Many present uncertainties in asset creation efforts are gradually receding and
India can hope to see greater participation of companies in Nation Building and
productive activities.
In this scenario, reduction of SLR
and release of more funds to the Banks for loans is most welcome. While Private
sector Banks will seize the opportunity immediately and efficiently, Public
sector Banks also will see greater demand for loans coming from various
sectors. But, they must be ever cautious about the NPAs in this scenario.
In respect of Repo and reverse repo
rates, my views are that, these rates have had very little impact on Inflation.
In the last 3 years, RBI was trying to use these rates to bring down Inflation.
But, to my knowledge, there has been absolutely NO EFFECT of rate increases on
Inflation during all these years.
I am sure that any future RATE
INCREASES also will have NO BENEFICIAL IMPACT on Inflation.
On the other hand, these rate increases
have stunted Growth across various sectors of economy. Today, if there is no
investment demand from Industries for funds of the Public sector Banks, the
major reason is the High Rate structure currently existing in India. Thus, Rate
increases had no effect on Inflation, but, had highly adverse impact on Growth
in various sectors.
Therefore, without waiting for
Government action on Inflation and without waiting for rate increases to bring
down Inflation, (the latter will not be happening at all, in future also as seen
from the past experience), the RBI must start decreasing the Rates gradually.
The Government must of course,
implement various policy measures to enhance supply of commodities facing
inflationary spiral, impose administrative action to control prices of
essential commodities, make all possible efforts to remove bottlenecks in the
supply chain and undertake imports wherever needed.
The Centre must also sensitize the
States in respect of these supply side and administrative measures.
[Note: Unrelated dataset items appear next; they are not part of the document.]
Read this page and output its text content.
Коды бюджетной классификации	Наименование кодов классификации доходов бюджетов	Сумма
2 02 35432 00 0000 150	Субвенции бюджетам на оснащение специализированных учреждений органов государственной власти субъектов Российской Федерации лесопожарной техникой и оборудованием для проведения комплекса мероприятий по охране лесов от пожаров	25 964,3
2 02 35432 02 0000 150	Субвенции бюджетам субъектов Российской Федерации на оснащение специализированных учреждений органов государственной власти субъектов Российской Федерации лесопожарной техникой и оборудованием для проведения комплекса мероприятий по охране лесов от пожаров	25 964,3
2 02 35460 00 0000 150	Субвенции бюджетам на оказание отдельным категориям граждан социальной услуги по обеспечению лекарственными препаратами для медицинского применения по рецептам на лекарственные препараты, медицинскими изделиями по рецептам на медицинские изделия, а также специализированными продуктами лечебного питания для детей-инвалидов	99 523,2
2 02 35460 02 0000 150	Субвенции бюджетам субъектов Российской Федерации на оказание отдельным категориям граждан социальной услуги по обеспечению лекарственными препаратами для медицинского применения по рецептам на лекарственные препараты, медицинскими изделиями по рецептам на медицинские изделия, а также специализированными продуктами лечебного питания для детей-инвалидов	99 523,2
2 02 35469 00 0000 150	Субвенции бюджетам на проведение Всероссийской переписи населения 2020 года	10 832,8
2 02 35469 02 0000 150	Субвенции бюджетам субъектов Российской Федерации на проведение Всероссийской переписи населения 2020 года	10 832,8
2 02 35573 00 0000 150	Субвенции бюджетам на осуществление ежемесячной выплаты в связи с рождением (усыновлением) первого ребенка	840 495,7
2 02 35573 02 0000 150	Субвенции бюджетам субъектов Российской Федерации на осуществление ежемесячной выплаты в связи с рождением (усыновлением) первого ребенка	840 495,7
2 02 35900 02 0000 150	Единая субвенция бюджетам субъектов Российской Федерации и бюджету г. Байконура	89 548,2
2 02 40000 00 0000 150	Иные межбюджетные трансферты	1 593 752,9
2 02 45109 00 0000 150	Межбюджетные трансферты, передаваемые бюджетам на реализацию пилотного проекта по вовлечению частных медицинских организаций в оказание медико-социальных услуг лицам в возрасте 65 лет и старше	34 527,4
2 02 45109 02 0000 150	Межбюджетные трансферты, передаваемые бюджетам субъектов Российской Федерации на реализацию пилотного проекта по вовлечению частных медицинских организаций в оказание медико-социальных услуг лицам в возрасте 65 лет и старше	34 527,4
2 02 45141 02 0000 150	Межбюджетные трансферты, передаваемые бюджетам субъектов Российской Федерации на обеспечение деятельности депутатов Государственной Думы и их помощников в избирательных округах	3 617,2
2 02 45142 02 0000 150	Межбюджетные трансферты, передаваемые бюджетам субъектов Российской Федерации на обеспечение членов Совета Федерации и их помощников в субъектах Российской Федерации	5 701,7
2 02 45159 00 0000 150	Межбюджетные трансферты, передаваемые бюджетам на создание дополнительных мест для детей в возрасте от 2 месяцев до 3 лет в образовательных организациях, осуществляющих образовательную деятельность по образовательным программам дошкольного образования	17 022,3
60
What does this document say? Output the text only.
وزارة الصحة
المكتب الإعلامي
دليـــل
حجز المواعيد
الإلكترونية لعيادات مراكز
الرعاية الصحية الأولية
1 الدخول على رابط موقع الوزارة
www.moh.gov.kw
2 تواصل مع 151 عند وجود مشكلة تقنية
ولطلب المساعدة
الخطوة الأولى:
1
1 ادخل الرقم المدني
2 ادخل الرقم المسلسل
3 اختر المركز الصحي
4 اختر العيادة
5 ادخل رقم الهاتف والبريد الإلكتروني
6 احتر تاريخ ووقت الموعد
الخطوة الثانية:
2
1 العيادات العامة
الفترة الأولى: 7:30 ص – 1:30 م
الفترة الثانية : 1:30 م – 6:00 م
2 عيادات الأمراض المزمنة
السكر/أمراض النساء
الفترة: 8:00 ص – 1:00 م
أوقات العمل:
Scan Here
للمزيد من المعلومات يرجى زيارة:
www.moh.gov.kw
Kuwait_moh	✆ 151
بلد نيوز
For this
purpose, the Centre must convene a meeting of the Food and Agri Ministers
and secretaries and finalize concrete measures for controlling Inflation
(preferably commodity-wise) at both centre and state levels.
Once these measures are initiated,
RBI must bring down its policy rates so that Growth will start taking Place. We
have not been seeing any construction and expansion demand in India for a long
time now and this is not healthy for the Economy. Primary issues have dried up
almost totally in the last 3 years. This is not the healthy sign of a
DEVELOPING ECONOMY.
Inflation must come down. This must
be TOP PRIORITY for the Government (and
not for RBI). But, RBI’s Policy Rates must come down independent of Inflation.
I do not subscribe to the view that RBI Rates are in any way able to impact
Inflation one way or the other. This has not been the experience of India in
last 3 years.
All other measures and views in the
RBI’s Policy statement of Today are most welcome.